To suggest that it may be the gospel which is at fault is to call in question the foundations on which the Church rests and to which it owes its being. If the Church has nothing to say that challenges, remakes, upbuilds human life, it is only a respectable and semidecadent human institution, and nothing to worry much about if it goes out of business. Furthermore, to impugn the power of the gospel to transform life is to defy twenty centuries of Christian history in which it has been doing exactly that. However nerveless it may now seem, Christianity has been the dominant force of the Western world. To imply that there is something wrong with its gospel is but a short step from blasphemy on the one hand and a revelation of ignorance on the other.

Yet the gospel and the communication of the gospel are two different matters. Its communication is the most important task, under God, that any person can undertake. Upon its appropriation hang the issues of life and death -- certainly spiritual life and death, and in the atomic age physical life and death as well -- for countless millions of individuals in our time. Yet its communication is on the whole so inadequate that the greater part of our society, whether within or outside of the churches, fail to get any real awareness of the gospel’s meaning or its power.

Life goes on, for the most part, in our secular world as if the churches did not exist. The message which the churches attempt to communicate falls on deaf ears, not because the ears are really deaf, but because the Word of God is spoken in so strange a language or in such trivialities that it fails to be the Word of God to those who otherwise might hear it.
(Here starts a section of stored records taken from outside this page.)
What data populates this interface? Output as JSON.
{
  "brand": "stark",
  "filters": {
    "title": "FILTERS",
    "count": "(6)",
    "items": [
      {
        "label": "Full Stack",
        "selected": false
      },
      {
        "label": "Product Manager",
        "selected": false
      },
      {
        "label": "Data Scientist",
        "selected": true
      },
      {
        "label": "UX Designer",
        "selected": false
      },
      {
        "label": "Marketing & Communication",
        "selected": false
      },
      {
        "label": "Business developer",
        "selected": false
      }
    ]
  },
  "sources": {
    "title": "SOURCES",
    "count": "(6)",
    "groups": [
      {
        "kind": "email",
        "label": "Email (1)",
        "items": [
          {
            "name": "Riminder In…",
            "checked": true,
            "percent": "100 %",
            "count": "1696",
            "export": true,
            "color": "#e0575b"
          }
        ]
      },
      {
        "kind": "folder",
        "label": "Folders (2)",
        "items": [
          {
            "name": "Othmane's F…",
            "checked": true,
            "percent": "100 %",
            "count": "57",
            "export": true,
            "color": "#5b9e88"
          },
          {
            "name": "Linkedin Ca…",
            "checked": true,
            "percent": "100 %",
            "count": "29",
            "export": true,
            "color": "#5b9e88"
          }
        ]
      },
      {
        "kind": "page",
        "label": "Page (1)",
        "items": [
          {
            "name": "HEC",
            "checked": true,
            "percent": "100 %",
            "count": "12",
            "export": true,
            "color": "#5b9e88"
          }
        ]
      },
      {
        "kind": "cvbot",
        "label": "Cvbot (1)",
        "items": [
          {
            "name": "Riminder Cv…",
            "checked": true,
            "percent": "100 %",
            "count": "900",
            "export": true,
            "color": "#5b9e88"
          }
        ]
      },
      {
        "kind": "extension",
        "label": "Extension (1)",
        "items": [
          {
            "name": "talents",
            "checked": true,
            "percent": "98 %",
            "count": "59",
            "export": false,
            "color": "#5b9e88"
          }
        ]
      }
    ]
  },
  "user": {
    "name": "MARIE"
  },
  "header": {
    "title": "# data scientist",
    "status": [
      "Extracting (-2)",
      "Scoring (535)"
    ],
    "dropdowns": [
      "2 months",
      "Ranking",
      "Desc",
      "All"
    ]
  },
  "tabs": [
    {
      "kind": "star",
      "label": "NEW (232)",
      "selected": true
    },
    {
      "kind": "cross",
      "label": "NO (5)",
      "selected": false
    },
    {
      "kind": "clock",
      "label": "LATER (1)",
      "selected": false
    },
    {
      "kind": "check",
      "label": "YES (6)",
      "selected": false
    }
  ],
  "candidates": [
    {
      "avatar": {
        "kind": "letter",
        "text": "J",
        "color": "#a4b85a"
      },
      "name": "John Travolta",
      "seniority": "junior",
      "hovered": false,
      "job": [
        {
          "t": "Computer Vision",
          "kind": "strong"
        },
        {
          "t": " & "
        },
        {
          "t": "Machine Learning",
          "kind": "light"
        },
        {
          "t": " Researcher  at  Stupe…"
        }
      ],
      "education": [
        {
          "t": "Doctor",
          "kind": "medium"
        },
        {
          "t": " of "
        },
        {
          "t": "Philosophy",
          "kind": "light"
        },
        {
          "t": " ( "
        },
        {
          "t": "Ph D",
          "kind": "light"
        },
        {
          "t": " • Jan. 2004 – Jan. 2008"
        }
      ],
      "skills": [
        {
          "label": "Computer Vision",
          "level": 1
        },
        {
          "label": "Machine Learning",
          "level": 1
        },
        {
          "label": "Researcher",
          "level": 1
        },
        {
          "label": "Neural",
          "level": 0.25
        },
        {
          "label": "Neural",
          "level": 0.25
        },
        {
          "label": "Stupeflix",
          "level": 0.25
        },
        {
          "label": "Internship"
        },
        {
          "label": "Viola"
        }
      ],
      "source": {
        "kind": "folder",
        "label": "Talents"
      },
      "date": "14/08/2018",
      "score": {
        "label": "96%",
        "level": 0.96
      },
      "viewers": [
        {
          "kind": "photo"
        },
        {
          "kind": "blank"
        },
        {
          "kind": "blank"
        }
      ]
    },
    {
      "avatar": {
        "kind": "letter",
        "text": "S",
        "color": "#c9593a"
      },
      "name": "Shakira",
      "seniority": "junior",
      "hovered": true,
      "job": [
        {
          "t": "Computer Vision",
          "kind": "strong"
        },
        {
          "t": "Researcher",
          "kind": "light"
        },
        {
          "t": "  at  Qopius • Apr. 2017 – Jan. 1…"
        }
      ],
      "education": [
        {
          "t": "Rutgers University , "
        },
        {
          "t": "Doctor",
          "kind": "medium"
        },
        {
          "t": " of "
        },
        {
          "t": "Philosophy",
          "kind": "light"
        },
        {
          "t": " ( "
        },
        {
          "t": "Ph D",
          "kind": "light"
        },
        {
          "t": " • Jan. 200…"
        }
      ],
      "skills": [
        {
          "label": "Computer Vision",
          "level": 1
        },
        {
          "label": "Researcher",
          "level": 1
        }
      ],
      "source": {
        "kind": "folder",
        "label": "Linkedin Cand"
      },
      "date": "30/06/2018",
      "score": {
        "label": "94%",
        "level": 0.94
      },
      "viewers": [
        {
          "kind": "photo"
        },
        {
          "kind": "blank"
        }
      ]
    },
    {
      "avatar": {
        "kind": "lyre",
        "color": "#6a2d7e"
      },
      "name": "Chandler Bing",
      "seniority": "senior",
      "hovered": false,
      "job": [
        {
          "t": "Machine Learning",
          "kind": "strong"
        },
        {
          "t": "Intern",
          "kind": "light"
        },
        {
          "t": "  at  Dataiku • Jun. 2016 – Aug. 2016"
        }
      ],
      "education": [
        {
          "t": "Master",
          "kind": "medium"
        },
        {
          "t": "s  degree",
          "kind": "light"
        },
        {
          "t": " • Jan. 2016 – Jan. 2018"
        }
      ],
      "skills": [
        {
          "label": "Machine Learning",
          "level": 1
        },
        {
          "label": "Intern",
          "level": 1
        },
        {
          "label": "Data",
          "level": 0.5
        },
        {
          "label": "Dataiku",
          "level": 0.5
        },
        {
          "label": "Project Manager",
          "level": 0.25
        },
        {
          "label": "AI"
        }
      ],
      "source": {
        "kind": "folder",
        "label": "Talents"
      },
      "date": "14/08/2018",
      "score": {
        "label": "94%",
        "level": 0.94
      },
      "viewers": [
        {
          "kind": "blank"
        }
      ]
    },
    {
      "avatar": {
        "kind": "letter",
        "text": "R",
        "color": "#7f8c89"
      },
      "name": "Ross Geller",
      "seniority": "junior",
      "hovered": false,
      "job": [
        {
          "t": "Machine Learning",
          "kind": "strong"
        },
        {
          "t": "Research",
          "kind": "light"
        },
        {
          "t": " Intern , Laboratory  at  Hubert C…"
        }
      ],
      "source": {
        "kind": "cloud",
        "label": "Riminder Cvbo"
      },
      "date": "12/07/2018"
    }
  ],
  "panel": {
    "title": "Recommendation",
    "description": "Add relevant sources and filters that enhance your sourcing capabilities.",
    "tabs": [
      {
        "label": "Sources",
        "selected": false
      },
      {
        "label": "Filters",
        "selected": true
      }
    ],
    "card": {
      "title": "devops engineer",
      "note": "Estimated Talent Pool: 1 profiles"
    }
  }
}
If it is not understood, it is no word at all; if it consists only of moral platitudes or echoes the voice of the secular public, it is no word from God. Into both these pitfalls we have fallen, and unless we straightway by the help of God climb out of them, the Church bids fair to remain in its present enfeebled and impotent state.

On the highest authority we are told, "He that hath ears to hear, let him hear." This is our mandate from Christ -- to say what comes to us from God in ways that can be heard. Not all will hear and heed us; not all heard and heeded Jesus. But if the gospel is really proclaimed in ways that reach the mind and heart, it has within it such compelling force that some will listen, some lives will be changed, some changes in society will certainly take place. If it is not proclaimed, or if it is spoken in tones that cannot be heard, no power from God or man will give it saving help.

What then ails our churches? Inadequate numbers, unhealthy divisions, meager financial support, unprophetic leadership, lethargic congregations -- all these and many more symptoms of ill health are found. But at the root of them all lies the fact that the very thing for which the Church exists -- the proclamation of the gospel -- is being in our time so feebly done.

If this primary task were now being effectively accomplished, the churches in carrying a message of healing to a sick world would find healing for themselves. There is no better corrective for a feeling of general malaise than a sense of accomplishment. But as it is, great numbers of our churches drag along, well enough to do a good many things fairly well, not dead or even as near to dying as the cynics are prone to say, yet still not well enough to live, grow, and do their work with effectiveness and power. This sickly state is not a comfortable one. They had better get well soon, or they will soon get worse.